Intended for healthcare professionals

General Practice

Influence of age on general practitioners' definition and treatment of hypertension

BMJ 1995; 310 doi: (Published 04 March 1995) Cite this as: BMJ 1995;310:574
  1. J E C Dickerson, research associatea,
  2. M J Brown, professora
  1. a Clinical Pharmacology Unit, University of Cambridge, Addenbrooke's Hospital, Cambridge CB2 2QQ
  1. Correspondence: Professor Brown.
  • Accepted 25 November 1994

Recent guidelines on management of hypertension may unwittingly have focused some attention on the question of when treatment should start in younger patients. Although younger patients have a high relative risk of premature vascular disease,1 they gain little from treatment in short term studies. The implication from the Medical Research Council trials of treatment in hypertension2 3 and the British Hypertension Society guidelines4 is that the cut off point for treatment falls from a diastolic blood pressure of 100 mm Hg in younger patients without coexistent risk factors to one of 90 mm Hg in elderly patients (see figure). Since general practitioners manage most patients with hypertension we investigated whether current practice mirrors existing guidelines and, in particular, whether the cut off point for treatment changes with patient age.

Subjects, methods, and results

Questionnaires, endorsed by the British Hypertension Society and identified by number only, were sent to 200 of the 1145 general practitioners in East Anglia in May 1993. This sample was randomly selected. Follow up included a thank you or reminder letter and a second questionnaire to non-responders. General practitioners were asked the lowest systolic blood pressure they would use to define hypertension, the lowest diastolic pressure to define mild hypertension, and the lowest diastolic and systolic pressures at which they would start drug treatment for three age groups: less than 45, 45-65, and greater than 65.

One hundred and twenty five (62.5%) completed questionnaires were returned. Results are expressed as means (95% confidence intervals). We used the STATGRAPHICS computer package to examine the influence of patients' age on the cut off points for defining and treating hypertension in a two way analysis of variance. The cut off points for definition and treatment were compared by repeated measures analysis of variance, incorporating the differences at each age group, and by paired t test at each age.

The cut off points for systolic and diastolic blood pressure for both definition and treatment rose significantly with age in all three groups (P<0.0001 by two way analysis of variance; figure), but only 64 general practitioners treated isolated systolic hypertension.
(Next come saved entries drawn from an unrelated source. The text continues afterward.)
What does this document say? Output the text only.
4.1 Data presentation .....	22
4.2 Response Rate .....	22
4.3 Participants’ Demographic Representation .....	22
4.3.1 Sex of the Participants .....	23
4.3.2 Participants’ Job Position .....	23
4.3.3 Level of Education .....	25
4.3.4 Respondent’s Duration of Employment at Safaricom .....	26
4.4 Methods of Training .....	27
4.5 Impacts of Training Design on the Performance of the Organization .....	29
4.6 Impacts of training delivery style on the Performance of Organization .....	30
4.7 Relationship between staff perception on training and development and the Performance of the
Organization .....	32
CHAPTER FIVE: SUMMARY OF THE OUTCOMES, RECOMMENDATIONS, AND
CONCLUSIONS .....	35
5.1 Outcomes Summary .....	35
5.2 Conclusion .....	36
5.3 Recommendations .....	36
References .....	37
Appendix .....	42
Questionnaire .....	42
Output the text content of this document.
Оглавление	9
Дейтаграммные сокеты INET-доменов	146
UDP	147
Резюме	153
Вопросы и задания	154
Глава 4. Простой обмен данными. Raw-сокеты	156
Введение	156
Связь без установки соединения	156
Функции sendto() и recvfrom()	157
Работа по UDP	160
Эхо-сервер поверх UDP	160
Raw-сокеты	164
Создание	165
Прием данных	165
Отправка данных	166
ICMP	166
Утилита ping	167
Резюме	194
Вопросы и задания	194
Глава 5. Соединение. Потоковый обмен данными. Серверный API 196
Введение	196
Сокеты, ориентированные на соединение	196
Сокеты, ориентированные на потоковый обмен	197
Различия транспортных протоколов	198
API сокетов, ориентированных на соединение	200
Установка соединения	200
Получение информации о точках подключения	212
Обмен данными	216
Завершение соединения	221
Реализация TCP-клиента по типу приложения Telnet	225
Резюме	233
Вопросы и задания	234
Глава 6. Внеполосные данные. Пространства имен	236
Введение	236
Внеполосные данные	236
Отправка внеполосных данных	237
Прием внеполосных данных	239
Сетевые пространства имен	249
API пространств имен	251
The cut off points for systolic pressure were 10.9 mm Hg (9.3 to 12.5 mm Hg) higher for treatment than for diagnosis; those for diastolic pressure were 3.8 mm Hg (3.3 to 4.2 mm Hg) higher for treatment than for diagnosis (p<0.0001 for both). Age did not affect the difference between these cut off points.


There is an age paradox in the treatment of hypertension. A man of 75 with a blood pressure of 150/95 mm Hg could be regarded as having protective factors in order to have reached his age without evidence of vascular disease; yet recent studies show him to be at high absolute risk of having an event within five years that could be prevented by antihypertensive treatment.3 5 In contrast, a man of 30 with the same blood pressure is at high relative risk of developing premature vascular disease over the next 20 years,1 but his absolute risk is minimal within the next decade and so treatment would confer no apparent benefit. This paradox translates into a disparity between the influence of age on the definition of hypertension and the pressure requiring treatment.


Lowest systolic and diastolic blood pressures at which 125 general practitioners would define (*-*) and treat (o-o) hypertension. Values are means (95% confidence intervals); MRC=Medical Research Council.

The tendency of respondents to treat only a diastolic blood pressure of 100 mm Hg or above in older patients is contrary to the recently shown benefits of treating lower pressures. However, it is tempting to consider whether these general practitioners' more aggressive approach to managing hypertension in younger patients may not after all be correct. Since patients of 30 with a blood pressure of 150/95 mm Hg may later develop severe hypertension, is it worth treating them at 30 to arrest the processes causing this progression? From a general practitioner's perspective of long term care, might treatment of mild hypertension in a younger patient now be easier than treatment of severe hypertension or its complications in the future? The answers are unknown, but the awareness that general practitioners are paying more attention to relative risk than absolute risk may help in finding a solution.

We thank the participating general practitioners; Dr C R Palmer for his statistical advice; Dr C J Garratt for his helpful comments; and Miss C Molton for all her computing advice.